Three years after Kennedy published his
monograph an Anti-Tobacco Society was formed in Manchester and Salford, which
would change its name in 1872 to the English Anti-Tobacco Society as it became
a national organisation. The fifth annual report of the society can be found in
the Kirkpatrick pamphlet collection, and shows the Society was working with
‘enthusiasm and zeal’, publishing tracts and newspaper articles, holding
meetings and campaigning for legislation regulating the sale of tobacco; although
it would be 1908 before the sale of cigarettes to those under 16 was made an
offence. The acceptance of the views of
the Anti-Tobacco Society was far from universal, as the anonymous pamphlet Tobacco Whiffs, also from the Kirkpatrick
collection, makes clear;
‘Notwithstanding
royal and other “counter-blasts” the efforts of the Anti-Tobacco Society, the
spasmodic crusades against the use of “the weed” by eminent medical men,
divines, and medical journals, and the “faint praise” by which it is “damned”

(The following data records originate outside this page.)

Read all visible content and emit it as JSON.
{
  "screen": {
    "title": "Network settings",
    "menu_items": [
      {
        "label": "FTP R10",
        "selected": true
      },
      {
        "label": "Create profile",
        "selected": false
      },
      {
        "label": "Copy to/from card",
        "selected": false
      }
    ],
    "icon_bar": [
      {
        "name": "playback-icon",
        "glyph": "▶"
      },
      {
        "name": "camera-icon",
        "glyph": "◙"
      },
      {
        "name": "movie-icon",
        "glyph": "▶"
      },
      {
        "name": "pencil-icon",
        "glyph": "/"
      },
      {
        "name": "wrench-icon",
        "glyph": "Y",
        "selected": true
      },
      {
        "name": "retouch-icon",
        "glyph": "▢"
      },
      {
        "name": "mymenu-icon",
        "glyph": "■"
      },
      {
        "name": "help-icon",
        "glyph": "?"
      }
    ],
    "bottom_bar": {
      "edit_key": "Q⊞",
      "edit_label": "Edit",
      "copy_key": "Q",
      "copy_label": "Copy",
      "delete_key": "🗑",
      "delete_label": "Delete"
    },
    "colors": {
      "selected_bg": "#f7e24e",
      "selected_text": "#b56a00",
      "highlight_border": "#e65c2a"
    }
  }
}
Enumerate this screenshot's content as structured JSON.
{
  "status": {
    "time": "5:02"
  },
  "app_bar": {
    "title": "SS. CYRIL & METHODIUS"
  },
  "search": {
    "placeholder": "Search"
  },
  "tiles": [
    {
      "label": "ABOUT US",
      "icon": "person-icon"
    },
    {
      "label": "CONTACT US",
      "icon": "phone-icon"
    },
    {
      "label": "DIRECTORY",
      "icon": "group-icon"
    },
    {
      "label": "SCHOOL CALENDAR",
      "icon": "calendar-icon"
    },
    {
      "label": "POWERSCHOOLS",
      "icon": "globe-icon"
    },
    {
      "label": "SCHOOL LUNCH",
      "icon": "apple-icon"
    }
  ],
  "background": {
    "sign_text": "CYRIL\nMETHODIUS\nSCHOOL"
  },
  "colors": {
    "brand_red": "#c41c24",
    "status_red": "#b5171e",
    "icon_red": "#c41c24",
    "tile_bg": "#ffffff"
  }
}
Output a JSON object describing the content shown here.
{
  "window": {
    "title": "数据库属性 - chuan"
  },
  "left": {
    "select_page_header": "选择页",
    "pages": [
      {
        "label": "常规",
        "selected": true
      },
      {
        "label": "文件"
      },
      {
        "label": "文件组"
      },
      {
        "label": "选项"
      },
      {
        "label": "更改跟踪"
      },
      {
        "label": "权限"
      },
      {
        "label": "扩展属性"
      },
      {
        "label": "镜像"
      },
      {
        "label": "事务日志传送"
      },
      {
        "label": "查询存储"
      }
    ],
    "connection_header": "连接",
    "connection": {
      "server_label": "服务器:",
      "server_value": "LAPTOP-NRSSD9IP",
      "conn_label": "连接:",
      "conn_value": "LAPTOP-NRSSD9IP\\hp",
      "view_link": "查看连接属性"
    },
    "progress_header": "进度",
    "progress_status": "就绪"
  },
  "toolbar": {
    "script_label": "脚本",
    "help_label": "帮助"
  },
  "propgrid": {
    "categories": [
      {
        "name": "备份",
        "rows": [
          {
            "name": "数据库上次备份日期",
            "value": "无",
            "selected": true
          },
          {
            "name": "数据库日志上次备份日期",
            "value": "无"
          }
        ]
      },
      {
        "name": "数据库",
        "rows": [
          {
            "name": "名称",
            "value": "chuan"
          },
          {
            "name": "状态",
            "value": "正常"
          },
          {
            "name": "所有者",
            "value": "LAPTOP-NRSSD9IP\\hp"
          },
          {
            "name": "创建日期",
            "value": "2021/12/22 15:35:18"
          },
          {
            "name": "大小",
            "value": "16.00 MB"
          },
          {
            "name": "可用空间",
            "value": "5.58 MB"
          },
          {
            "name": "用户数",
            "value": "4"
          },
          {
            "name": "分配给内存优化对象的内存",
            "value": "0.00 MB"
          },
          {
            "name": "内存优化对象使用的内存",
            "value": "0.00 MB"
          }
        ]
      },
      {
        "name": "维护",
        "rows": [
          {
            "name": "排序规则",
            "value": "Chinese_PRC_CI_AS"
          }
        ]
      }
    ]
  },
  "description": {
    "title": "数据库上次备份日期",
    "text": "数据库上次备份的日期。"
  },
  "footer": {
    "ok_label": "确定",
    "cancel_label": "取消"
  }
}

by many of the fair sex, the consumption of tobacco is steadily on the increase
in this country ... The denouncers of tobacco, however, and alarmists generally
need not distress themselves on the score that the increased use of this
“heaven-sent weed” is affecting the health of the community, shortening
longevity, or tending to “the degeneration of the race”. The general health is
yearly improving, the duration of life is increasing; our natural
characteristics of pluck and endurance at no period of our national existence
more conspicuous; and our love of field sports, athletic pursuits, and past
times.’
An argument which hardly holds water, as
the improved health and life expectancy at the time was due to a number of
developments, but was more likely to be in spite of the use of tobacco, than because
of it.
While the medical and wider community
argued over the dangers of tobacco, sources in the archive make it clear that
doctor’s themselves were not averse to indulging in this particular vice. The
Dublin Biological Club’s Incidental Expenses book shows repeated outlay on
‘tobacco’, ‘pipes’ and ‘beer’ during the 1880s; which no doubt increased the
enjoyment of the Club’s meetings if not the health of the attendees.
In 1992 Dr John Fleetwood recalled in a
letter that ‘when I was a medical student
half a century ago medical messes were usually thick with tobacco smoke and we
had a teaching cardiologist who consumed forty cigarettes a day and habitually
smoked while examining his patients’. Medic’s smoking habits were clearly a
problem in this College’s building, as illustrated by the displaying of the
following sign;
In his letter Fleetwood concludes that;
‘On
balance we must, I think, come down in favour of non-smoking and most
importantly give the good example in our professional and social contacts. In
promoting abstinence [from smoking] we must emphasise to the public that the
risks are statistical, for in every group someone will pop up to claim that
their great-uncle smoked sixty a day for sixty years and never even wheezed
while they knew a women who had never had a fag between her lips and she died
of coronary thrombosis. My answer to these is “You could drive down the M1 in
an old banger with bad breaks and a half-drunken driver and you mightn’t end up
in Casualty or the Police Station but would you like to be in the passenger
seat? The statistical risks of a disaster are just too high.”